Amid the historic Minneapolis maps temporarily on view at the downtown library is one from 1959 that is a cry for help.
The streetcar system had been ripped up, bulldozers were leveling an entire downtown neighborhood and freeways soon would plow through thousands of homes when Joseph Zalusky devised his Hail Mary attempt to preserve the city's history.
The local historian's idea, splashed atop the front page of the Minneapolis Star, was simple: Gather prized artifacts and move them to Washburn Fair Oaks Park.
The so-called "Park for Posterity" in front of the Minneapolis Institute of Art would have been quite a spectacle. It was to contain the city's oldest surviving house, the first house built west of the river, the last streetcar, the Father of Waters statue, the Pioneers statue, the statue of Col. John Stevens, an old steam locomotive and the Gateway Park flagpole.
The threats were everywhere, as Zalusky outlined in a letter to the Park Board. The Ard Godfrey House was in danger of being removed "to make way for progress" as a parking lot, while vandals were prevalent at the Stevens House. The demolition of the Gateway District made the future of the George Washington flagpole and Pioneers statue uncertain. There also had been discussion of removing the Father of Waters statue from City Hall.
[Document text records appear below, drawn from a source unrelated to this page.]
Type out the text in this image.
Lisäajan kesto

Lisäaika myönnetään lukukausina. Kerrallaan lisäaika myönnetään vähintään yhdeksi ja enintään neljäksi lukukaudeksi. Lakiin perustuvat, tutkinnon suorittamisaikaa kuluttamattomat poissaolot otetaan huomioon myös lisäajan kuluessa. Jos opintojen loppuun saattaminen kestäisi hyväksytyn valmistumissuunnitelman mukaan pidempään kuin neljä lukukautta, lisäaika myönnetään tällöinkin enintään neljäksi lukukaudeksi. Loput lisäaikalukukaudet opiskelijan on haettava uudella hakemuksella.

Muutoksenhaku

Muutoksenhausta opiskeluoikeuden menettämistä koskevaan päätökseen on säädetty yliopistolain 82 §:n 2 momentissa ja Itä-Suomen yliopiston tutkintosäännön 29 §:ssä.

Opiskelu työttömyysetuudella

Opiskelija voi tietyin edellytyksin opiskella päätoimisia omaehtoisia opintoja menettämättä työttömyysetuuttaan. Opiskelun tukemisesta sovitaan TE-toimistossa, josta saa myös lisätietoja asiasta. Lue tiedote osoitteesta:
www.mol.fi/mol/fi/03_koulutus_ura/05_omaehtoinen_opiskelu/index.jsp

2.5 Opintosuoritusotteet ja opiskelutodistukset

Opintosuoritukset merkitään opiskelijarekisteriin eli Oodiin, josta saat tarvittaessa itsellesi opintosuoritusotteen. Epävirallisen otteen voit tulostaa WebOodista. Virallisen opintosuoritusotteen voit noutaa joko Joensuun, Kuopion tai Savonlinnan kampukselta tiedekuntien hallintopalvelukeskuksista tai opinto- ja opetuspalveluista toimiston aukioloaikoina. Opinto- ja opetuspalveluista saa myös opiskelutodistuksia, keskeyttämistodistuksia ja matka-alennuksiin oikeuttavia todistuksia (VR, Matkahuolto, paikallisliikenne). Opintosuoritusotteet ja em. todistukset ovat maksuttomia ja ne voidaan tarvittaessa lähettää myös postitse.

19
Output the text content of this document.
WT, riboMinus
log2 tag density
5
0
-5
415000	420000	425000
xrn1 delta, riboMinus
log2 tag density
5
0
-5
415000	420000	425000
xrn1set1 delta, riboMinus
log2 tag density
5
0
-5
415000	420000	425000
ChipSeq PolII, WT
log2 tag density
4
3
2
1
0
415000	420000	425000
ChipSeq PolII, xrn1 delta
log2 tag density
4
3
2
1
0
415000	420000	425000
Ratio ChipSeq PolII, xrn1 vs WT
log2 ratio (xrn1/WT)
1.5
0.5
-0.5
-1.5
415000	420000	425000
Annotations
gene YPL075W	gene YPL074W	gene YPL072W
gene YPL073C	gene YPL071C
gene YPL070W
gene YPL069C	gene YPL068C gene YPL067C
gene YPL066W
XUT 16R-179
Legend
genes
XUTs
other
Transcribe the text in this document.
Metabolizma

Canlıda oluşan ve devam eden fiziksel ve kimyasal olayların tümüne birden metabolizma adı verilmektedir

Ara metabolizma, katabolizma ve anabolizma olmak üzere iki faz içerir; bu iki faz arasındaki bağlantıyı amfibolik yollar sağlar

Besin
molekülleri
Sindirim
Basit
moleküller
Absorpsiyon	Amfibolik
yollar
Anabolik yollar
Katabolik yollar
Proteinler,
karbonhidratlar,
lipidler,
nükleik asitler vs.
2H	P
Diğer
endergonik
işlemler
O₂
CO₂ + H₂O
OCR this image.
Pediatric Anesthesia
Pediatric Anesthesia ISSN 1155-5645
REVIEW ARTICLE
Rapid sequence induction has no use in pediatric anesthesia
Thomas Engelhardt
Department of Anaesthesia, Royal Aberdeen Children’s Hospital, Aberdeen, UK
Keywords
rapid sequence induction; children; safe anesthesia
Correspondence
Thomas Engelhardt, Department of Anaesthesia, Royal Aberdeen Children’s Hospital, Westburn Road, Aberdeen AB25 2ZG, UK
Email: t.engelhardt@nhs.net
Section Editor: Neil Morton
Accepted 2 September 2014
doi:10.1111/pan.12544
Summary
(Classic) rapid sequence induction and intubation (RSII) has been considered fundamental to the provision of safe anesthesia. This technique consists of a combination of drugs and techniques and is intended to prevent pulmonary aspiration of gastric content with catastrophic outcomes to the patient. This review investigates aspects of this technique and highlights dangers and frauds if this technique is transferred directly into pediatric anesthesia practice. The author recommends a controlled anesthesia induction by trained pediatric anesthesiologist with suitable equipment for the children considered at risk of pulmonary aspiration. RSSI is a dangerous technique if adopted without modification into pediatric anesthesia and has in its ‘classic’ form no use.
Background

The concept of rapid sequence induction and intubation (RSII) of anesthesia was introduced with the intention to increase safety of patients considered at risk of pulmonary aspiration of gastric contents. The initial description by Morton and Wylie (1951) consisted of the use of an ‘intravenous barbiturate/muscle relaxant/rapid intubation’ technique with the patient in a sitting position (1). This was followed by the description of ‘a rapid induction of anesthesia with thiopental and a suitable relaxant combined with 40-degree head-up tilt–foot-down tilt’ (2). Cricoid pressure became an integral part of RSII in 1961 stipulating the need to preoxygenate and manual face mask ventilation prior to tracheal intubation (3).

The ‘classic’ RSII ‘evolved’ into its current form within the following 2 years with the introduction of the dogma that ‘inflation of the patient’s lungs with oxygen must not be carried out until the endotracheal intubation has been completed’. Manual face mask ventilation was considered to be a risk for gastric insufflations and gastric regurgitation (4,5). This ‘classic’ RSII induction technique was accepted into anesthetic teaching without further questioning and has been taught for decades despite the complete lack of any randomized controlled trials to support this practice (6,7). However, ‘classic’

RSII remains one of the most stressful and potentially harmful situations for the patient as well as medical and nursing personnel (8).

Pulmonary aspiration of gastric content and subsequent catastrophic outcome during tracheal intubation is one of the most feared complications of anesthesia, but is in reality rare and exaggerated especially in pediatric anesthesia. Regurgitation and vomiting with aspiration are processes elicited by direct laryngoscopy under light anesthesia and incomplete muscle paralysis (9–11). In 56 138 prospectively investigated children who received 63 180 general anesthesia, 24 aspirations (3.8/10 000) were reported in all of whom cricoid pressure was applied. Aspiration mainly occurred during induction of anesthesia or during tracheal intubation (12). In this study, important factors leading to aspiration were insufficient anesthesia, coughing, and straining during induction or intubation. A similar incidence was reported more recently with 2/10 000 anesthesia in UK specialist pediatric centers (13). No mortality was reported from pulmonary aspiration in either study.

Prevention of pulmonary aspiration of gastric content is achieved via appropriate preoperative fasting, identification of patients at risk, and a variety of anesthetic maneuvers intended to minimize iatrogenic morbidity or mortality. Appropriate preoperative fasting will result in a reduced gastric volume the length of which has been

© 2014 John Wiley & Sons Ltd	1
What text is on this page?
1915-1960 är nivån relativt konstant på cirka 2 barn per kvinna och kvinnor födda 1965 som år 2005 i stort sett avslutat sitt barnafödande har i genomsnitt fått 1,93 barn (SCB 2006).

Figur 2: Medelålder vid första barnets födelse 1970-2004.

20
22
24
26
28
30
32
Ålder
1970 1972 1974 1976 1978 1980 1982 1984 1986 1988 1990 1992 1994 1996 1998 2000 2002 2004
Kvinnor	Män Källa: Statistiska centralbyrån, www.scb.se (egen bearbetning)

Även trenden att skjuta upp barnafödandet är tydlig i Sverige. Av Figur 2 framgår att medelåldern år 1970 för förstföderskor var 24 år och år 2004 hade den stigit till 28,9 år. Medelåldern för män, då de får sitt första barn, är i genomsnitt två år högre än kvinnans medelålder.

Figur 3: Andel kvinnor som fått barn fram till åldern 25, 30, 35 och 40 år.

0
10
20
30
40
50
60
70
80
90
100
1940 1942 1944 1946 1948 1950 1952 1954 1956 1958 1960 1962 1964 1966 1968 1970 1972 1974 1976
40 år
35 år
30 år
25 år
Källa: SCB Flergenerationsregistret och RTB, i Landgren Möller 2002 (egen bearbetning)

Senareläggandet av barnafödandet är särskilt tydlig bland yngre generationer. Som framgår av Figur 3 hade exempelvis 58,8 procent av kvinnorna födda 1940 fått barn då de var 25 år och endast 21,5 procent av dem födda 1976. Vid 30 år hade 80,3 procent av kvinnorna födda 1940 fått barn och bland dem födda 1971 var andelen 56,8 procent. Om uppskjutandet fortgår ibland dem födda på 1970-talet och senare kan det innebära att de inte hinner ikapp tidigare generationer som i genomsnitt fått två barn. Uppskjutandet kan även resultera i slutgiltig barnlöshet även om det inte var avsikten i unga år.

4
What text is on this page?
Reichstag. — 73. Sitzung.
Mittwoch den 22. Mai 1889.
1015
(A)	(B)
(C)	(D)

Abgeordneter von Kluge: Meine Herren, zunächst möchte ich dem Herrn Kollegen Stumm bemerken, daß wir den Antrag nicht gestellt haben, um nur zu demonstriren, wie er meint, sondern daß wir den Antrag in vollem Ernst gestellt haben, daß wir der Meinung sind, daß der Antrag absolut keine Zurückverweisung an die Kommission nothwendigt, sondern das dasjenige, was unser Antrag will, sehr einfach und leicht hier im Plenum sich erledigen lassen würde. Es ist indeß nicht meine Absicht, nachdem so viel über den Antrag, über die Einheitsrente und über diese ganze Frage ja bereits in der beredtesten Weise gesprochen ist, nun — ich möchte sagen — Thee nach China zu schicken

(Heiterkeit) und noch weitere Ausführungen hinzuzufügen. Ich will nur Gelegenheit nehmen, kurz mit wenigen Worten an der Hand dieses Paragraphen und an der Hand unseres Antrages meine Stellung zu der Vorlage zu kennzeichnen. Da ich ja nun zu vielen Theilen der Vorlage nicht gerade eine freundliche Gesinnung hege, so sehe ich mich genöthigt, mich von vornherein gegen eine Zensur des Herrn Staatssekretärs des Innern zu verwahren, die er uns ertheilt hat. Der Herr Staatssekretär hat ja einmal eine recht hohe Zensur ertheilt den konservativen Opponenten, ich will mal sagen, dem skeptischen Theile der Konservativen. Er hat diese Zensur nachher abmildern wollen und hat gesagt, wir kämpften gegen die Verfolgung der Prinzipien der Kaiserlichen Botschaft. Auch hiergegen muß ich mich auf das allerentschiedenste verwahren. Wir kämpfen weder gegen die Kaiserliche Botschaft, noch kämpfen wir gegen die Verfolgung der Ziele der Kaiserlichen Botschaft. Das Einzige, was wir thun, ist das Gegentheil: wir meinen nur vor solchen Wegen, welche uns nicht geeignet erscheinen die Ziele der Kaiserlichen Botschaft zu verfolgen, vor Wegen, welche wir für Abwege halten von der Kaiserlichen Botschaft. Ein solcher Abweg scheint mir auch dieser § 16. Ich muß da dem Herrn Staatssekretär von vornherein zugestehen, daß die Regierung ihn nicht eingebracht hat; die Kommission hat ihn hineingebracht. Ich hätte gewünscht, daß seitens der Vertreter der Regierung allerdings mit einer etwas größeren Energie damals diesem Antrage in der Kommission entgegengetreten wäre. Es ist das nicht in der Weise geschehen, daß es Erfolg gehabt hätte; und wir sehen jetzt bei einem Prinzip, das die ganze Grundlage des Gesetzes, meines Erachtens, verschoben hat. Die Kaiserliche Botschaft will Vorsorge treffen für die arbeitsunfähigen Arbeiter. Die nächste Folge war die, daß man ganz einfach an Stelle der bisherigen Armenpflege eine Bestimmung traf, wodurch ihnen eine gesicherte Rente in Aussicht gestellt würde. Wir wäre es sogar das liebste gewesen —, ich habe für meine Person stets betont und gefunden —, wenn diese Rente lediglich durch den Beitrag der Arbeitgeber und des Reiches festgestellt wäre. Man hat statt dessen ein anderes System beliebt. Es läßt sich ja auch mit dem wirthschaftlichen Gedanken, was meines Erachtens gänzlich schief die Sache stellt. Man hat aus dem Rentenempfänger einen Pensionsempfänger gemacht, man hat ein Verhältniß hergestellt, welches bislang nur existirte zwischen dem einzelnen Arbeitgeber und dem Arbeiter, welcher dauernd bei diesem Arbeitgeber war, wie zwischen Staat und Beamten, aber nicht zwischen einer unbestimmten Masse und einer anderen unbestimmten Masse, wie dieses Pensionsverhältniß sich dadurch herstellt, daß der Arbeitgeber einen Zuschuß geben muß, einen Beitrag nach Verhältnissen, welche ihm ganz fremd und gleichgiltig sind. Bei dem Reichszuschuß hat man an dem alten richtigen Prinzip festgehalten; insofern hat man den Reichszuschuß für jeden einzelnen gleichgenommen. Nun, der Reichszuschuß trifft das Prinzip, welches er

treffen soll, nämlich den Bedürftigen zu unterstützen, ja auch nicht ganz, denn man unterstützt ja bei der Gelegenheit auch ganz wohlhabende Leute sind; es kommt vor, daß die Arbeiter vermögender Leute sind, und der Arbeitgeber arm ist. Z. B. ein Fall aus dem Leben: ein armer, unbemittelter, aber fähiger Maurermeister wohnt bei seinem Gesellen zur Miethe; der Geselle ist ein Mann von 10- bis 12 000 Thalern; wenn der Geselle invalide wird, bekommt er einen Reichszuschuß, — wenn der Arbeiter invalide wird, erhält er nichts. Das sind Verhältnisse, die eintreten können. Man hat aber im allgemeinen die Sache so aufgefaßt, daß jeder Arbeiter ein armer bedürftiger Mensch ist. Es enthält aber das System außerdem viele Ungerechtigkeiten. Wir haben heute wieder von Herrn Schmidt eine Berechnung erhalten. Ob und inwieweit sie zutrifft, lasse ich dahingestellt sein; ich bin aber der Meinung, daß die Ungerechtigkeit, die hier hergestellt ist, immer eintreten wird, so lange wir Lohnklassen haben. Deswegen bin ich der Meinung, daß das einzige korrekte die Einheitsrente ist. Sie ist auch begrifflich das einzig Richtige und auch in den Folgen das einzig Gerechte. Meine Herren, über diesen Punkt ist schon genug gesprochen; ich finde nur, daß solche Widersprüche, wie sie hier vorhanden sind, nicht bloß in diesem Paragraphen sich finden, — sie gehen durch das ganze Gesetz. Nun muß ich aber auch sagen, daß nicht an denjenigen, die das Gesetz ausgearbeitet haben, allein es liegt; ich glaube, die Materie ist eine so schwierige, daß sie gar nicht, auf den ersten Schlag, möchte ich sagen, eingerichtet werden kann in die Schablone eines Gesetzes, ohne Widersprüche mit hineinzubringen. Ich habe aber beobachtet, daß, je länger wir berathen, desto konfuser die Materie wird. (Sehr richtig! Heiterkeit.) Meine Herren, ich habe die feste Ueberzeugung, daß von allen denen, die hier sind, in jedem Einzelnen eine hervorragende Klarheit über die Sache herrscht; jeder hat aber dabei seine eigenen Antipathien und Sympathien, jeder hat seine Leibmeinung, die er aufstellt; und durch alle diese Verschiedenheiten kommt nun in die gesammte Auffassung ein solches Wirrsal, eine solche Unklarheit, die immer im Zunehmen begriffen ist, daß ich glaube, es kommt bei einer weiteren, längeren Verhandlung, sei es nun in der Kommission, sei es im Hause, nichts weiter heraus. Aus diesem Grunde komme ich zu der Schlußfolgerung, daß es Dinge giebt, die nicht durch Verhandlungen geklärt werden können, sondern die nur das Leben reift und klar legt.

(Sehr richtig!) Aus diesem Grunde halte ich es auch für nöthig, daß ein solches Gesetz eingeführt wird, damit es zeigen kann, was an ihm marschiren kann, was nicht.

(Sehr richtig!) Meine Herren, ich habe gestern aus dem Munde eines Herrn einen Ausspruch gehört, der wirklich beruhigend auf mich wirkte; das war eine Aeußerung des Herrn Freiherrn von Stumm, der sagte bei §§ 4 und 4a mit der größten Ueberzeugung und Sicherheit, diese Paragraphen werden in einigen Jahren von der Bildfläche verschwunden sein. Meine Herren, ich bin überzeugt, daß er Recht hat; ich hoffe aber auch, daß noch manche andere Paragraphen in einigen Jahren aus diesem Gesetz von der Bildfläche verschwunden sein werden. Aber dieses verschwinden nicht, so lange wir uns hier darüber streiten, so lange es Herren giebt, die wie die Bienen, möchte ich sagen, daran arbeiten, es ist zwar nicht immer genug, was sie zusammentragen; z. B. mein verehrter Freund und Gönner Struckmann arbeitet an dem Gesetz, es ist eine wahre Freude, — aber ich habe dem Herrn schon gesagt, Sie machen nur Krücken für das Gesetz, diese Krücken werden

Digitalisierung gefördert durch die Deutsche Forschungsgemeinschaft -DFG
"During this transitory period, there are many items of historical value that could and should be kept for those who will come after us," wrote Zalusky, executive secretary and a co-founder of the Hennepin County Historical Society. Attached was his hand-drawn map of the park, likely the same one now on display.
The location was fitting, since the historical society (now the Hennepin History Museum) had just moved to its present location beside the park in an old mansion. It had tried unsuccessfully years earlier to build a permanent location on Chute Square beside the Godfrey House, with plans to move the Stevens House there.
Zalusky was more than just a prominent local historian, however, as one learns after sifting through his files at the Minneapolis Central Library.